Understanding which is which is the difference between a team that AI makes genuinely faster and a team that AI makes faster at building the wrong things.
The Constraint Relocation Problem
Here's what AI doesn't change: the decision of what to build, the quality of the design, the clarity of the spec, the coordination cost between functions, the management of dependencies, and the judgment of what's worth building.
When implementation gets cheaper, these upstream activities become relatively more expensive. Not in absolute dollars — in proportion to the total cost of shipping.
This is the constraint relocation problem.
A team that was constrained by engineering implementation speed finds that AI has removed that constraint.

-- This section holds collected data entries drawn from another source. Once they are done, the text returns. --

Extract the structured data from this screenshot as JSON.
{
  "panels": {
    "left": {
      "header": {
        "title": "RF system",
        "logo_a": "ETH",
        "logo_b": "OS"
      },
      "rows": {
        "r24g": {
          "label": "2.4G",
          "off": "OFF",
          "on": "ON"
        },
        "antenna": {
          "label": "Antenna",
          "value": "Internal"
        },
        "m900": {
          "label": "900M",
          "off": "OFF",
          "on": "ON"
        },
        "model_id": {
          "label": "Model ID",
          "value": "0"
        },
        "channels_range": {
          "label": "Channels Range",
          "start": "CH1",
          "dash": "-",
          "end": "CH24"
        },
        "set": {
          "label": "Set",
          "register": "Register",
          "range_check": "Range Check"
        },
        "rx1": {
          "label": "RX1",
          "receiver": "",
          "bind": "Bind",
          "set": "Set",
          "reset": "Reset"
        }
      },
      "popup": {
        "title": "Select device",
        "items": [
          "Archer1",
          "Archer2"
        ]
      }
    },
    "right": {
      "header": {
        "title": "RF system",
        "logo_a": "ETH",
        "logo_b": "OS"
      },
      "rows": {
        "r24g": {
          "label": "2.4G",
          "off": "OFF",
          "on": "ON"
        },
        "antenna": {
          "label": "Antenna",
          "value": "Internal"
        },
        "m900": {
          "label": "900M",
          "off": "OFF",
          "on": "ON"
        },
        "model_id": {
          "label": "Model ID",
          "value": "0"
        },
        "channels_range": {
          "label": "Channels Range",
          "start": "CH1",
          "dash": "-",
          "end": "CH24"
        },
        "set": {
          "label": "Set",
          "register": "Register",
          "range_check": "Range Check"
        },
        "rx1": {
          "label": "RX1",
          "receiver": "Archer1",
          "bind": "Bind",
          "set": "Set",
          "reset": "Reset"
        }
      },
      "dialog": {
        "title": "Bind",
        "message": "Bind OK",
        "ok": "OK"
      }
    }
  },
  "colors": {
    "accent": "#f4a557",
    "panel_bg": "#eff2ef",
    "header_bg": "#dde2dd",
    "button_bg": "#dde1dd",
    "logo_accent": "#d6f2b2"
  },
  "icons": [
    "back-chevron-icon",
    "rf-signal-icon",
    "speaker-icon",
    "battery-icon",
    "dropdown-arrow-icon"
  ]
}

Now they're constrained by something else: the design review that hasn't happened, the product decision that hasn't been made, the scope that keeps expanding because it feels cheap to add more.
AI doesn't make these problems worse. But it reveals them. When the thing that was holding you back is removed, the next thing in line becomes the bottleneck. If you don't know what that thing is, AI just makes you wait faster.
The Review Bottleneck
One of the most predictable constraint relocations in AI-augmented teams: review becomes the bottleneck.
Human review — of AI-generated code, AI-generated designs, AI-generated specs — is still slow. It's bounded by the attention and expertise of the reviewers. And AI, if anything, increases the demand for thoughtful review, because the volume of output is higher and the proportion that needs scrutiny is also higher.
Example: AI lets a team generate six implementation variants and open three PRs where they used to open one. Engineering review now has to compare approaches, design has to confirm the UX states still make sense, product has to choose which tradeoff matches the customer promise, legal may need to review generated copy, and support needs to know which behavior is launching. Generation sped up. The review surface exploded.
A team that adopts AI for generation without investing in review capacity and review quality will find that review backs up. The implementation is fast. The approval path is slow. The constraint has moved from building to evaluating.
The Net Effect
AI makes the teams that already had good systems faster. The ones that had scope discipline ship more of the right things faster. The ones that had clear ownership and decision rights have faster implementation with the same clarity. The ones that had good review processes integrate AI without quality loss.
For teams that didn't have those things: AI makes the problems they had more visible and doesn't fix them. Faster implementation on top of unclear direction, unstable scope, and slow decisions is not an improvement — it's a more expensive version of the same problem.
Build the system. Use AI to accelerate the parts that are worth accelerating. Don't mistake the accelerator for the engine.